More studies, which take these variables into account, will need to be undertaken, including a large sample of occupational therapy students, to assess their performance in PTS in different universities in SA.

Conclusion

Using RPS and RPT for students’ training showed that the outcomes of the occupational therapy students’ performance in PTS in both groups were not different when assessed using a reliable and valid assessment tool.

Practical Implications

The results of our study have very important implications. It highlighted the possibility that training through simulation can yield almost similar results as real patient training, without the fear of issues such as patient safety, students’ nervousness, or lack of availability of real patients for occupational therapy students. Although this study was performed in one setting and considered only one occupational therapy skill, it has opened avenues for future research in this area where further large-scale studies assessing multiple skills in occupational therapy could be assessed similarly. This can prove to be a breakthrough in the teaching and training of occupational therapy students by incorporating training through simulation as an integral part of the conventional teaching model.

The findings of this study can inform the future training modalities in the field of OT. In situations where on-patient skill training is not possible due to patient safety issues or lack of adequate turnover of the cases at a particular teaching facility, simulation can be successfully used to train these important skills to undergraduate or postgraduate students.

Findings from this study can be replicated using multicenter participants and multiple skills training to further expand the scope of training through simulation. RPS can prove to be a more cost-effective alternative to RPT, however, this calls for further research and evidence.

Data Sharing Statement

The datasets generated during and analyzed during the current study are available from the corresponding author on reasonable request.

Ethics Approval and Informed Consent

Prior to conducting the study, ethical approval was obtained from an institutional review committee and informed written consent was taken from all participants involved in the study.

Acknowledgments

I would like to thank the occupational therapy students for their participation in this study. I am also thankful to the occupational therapy faculty and clinicians for their help and support during teaching, training and evaluating the students’ performance in patient transferring skills.

Author Contributions

The authors confirmed their contribution to the paper as follows.
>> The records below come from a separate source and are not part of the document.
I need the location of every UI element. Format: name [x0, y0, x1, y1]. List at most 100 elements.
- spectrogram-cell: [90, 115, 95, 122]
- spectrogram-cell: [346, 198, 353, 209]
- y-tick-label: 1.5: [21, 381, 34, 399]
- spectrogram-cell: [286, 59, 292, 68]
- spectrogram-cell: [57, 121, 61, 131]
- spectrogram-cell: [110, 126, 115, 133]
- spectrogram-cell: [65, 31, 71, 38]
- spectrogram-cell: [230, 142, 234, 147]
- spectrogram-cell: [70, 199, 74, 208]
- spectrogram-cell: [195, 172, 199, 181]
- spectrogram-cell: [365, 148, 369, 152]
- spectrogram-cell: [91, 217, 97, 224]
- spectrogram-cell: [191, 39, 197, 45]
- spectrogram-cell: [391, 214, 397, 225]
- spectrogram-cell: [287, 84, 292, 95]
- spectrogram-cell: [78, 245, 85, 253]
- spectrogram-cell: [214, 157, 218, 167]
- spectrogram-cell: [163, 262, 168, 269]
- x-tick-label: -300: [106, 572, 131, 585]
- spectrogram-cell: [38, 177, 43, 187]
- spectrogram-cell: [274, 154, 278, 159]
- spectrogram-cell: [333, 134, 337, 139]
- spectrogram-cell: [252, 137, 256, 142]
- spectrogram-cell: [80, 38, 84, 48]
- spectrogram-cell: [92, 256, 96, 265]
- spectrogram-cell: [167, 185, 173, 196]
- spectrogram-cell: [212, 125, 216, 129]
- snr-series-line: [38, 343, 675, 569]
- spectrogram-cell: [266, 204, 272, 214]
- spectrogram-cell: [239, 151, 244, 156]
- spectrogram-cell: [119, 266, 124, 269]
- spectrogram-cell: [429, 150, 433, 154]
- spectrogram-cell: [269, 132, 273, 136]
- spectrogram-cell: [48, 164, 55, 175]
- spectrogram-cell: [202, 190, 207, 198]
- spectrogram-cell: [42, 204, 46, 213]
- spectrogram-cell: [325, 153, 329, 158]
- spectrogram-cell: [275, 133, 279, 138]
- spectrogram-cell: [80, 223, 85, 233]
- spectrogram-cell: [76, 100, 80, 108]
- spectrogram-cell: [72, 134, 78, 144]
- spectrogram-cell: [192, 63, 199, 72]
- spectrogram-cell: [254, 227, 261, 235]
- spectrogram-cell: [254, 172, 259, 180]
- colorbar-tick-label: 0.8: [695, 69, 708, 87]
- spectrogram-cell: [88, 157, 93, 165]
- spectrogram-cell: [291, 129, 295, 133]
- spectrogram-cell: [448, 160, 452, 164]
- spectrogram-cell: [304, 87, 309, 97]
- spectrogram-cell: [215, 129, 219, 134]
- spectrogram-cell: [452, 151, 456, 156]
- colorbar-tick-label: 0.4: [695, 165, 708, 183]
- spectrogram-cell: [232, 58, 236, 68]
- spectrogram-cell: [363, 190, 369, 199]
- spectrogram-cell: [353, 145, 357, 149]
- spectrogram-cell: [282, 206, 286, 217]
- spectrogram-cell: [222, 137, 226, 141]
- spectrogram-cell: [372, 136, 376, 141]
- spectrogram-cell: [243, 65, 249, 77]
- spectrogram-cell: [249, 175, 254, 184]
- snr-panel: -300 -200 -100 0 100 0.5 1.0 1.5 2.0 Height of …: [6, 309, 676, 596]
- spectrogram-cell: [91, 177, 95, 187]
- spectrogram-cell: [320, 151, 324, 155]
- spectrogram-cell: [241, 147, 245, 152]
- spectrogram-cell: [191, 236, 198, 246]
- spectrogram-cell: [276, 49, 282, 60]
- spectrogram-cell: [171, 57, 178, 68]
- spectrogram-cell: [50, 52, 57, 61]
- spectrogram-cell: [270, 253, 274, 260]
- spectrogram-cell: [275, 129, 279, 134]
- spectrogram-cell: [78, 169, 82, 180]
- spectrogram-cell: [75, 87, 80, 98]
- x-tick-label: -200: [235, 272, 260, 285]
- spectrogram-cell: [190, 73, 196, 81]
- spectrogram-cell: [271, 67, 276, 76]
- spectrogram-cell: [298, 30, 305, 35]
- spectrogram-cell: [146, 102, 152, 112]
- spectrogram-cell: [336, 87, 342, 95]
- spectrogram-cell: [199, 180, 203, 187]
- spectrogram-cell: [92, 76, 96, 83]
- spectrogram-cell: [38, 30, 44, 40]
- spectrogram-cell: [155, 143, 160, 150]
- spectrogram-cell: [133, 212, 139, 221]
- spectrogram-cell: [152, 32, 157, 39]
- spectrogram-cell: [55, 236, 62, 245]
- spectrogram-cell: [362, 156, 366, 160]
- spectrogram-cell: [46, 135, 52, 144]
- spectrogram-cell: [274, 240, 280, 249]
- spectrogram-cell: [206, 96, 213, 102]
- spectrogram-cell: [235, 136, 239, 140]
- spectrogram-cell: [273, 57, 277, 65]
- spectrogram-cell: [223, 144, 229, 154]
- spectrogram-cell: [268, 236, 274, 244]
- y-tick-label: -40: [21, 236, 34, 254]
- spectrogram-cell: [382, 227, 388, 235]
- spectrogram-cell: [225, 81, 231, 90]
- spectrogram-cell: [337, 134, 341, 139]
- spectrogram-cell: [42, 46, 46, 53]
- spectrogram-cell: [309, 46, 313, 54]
  • Study concept and design: Areej, Dr. Aalia, Dr Nouf Alharbi and Dr Noof Albaz
  • Analysis and interpretation of results: Areej, Dr Mohamed, Dr Aalia, Dr. Waqas and Mohammed.
  • Draft manuscript preparation: Areej, Dr Aalia and Dr. Mohammed.
  • Substantially revised or critically reviewed the article: Dr. Waqas, Dr Nouf Alharbi, Dr. Noof Albaz and Mohammed.
  • All authors have agreed on the journal to which the article will be submitted.
  • All authors reviewed and agreed on all versions of the article before submission, during revision, the final version accepted for publication, and any significant changes introduced at the proofing stage.
  • All authors agree to take responsibility and be accountable for the contents of the article.
  • Disclosure

    The authors report no conflicts of interest in this work.